Стремясь достичь некоей близости к Богу, они находили вдохновение в следующих коранических айатах: «А когда спрашивают тебя рабы Мои обо Мне, то ведь Я — близок, отвечаю призыву зовущего, когда он позовет Меня» (2:186), «Мы ближе к человеку, чем шейная артерия» (50:16), «Куда бы вы ни обратились, там лик Бога» (2:115). Подобным же образом ранние мусульманские аскеты и мистики размышляли над смыслом преданий, хадисов, в которых подчеркивалось постоянное незримое присутствие Бога в этом мире. Так, в одном из хадисов, например, Бог говорит: «Я всегда там, где раб Мой думает обо Мне». В другом известном хадисе пророк велит верующим служить Богу так, как если бы они видели Его воочию.

Размышляя над этими и другими подобными наставлениями, равно как и над советами, которые приписывались благочестивым сподвижникам пророка, поборники благочестия постепенно вырабатывали правила поведения, которые поощряли покаяние, воздержанность от мирских благ, умеренность и добровольную бедность.
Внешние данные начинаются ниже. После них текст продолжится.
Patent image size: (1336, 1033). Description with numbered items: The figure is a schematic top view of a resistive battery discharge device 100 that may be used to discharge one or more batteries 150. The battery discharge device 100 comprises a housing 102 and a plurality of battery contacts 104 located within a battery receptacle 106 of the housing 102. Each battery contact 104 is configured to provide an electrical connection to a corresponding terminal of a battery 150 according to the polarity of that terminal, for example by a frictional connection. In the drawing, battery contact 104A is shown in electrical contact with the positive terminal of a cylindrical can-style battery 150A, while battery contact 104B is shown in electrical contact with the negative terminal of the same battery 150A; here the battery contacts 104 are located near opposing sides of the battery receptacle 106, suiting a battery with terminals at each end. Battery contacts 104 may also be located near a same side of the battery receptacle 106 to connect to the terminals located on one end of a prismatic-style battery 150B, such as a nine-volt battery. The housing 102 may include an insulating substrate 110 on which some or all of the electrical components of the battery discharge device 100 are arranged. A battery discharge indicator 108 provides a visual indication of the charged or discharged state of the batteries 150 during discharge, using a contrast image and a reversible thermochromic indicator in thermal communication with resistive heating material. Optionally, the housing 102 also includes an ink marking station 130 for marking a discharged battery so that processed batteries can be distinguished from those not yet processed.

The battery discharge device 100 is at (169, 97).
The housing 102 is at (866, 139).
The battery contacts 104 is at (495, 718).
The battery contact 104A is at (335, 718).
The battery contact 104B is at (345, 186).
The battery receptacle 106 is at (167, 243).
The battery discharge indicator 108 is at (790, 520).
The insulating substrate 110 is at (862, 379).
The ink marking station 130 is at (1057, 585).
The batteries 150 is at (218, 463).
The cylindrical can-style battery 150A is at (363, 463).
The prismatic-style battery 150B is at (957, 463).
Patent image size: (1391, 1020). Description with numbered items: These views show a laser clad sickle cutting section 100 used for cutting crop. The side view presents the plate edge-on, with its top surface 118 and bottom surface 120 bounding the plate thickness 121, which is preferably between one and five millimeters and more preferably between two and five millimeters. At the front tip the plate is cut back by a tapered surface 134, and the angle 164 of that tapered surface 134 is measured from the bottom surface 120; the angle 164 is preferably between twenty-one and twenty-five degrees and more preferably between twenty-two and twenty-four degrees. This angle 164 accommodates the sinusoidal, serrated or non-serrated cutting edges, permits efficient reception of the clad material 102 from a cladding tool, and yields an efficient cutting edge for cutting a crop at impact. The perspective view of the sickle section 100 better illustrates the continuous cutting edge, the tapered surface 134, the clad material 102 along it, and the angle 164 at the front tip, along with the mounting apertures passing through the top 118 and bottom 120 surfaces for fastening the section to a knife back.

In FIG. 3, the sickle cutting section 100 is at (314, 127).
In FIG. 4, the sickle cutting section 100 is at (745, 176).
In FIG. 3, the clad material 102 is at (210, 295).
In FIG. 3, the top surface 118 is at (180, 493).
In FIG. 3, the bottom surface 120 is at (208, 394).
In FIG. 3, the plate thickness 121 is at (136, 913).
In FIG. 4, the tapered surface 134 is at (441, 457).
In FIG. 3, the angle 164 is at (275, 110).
Надо сказать, что добровольная, намеренная бедность зачастую имела под собой политическую подоплеку, так как некоторые ранние аскеты умышленно оставляли доходные ремесла, службу, отказывались от наследства, выражая тем самым протест против несправедливости, коррупции, присущей правлению Омейядов. Но здесь можно это сравнить с ранним восточным христианским монашеством, когда христиане, возмущенные роскошью двора, уходили в пустыню. Первые суфии просто практиковали подчеркнуто бедный образ жизни, противопоставляя себя доминирующей тенденции к наживе и роскоши. Один из синонимов суфия — это, кстати, факир, бедняк, нищий. Факр — бедность, нищета.

Добродетели суфизма

Вот в связи с этой категорией бедности, нищеты возникло также учение о таваккуль — упование на Бога, доверие Богу. Это учение о полном отречении от своей воли, признание Бога единственным благодетелем и покровителем людей, единственным источником их бытия. На практике опять же следование таваккуль выражалось в отказе от сотрудничества с властями, от любых должностей и собственности, в крайних случаях вообще подчеркнутой асоциальности. Примечательно, что в этом учении об уповании евангельские слова о птицах небесных, которые не сеют, не жнут и не собирают в житницы, но Отец Небесный питает их (Мф 6:26), были легитимизированы хадисами, и в суфизме эти хадисы занимают одно из важных мест.

И вот в этот ранний период одним из основных понятий в аскетическом движении стало понятие «зухд». В данном случае лучше переводить не аскетизм, а воздержанность, отрешение от мирского. Слово это стало техническим термином в суфизме, и зухд — это один из этапов мистического пути. Причем зухд понимался не только как воздержание от мирских благ, но как отказ от покровительства сильных мира сего. Но зухд, согласно большинству суфиев, должен быть умеренным, крайности осуждались. Но в то же время ал-Мухасиби и его школа разработали эзотерическую концепцию зухд-фи-з-зухд (воздержанность в воздержанности). Суть ее в том, что суфий, освободившийся от привязанности к дольнему миру, воздерживается от самого воздержания, изживая само желание воздерживаться, которое есть тоже желание. Достигнув этого состояния, суфий может безбоязненно участвовать в земной жизни, так как он преодолел ее соблазны, и идти дальше по пути познания ал-‘ахира, горнего мира.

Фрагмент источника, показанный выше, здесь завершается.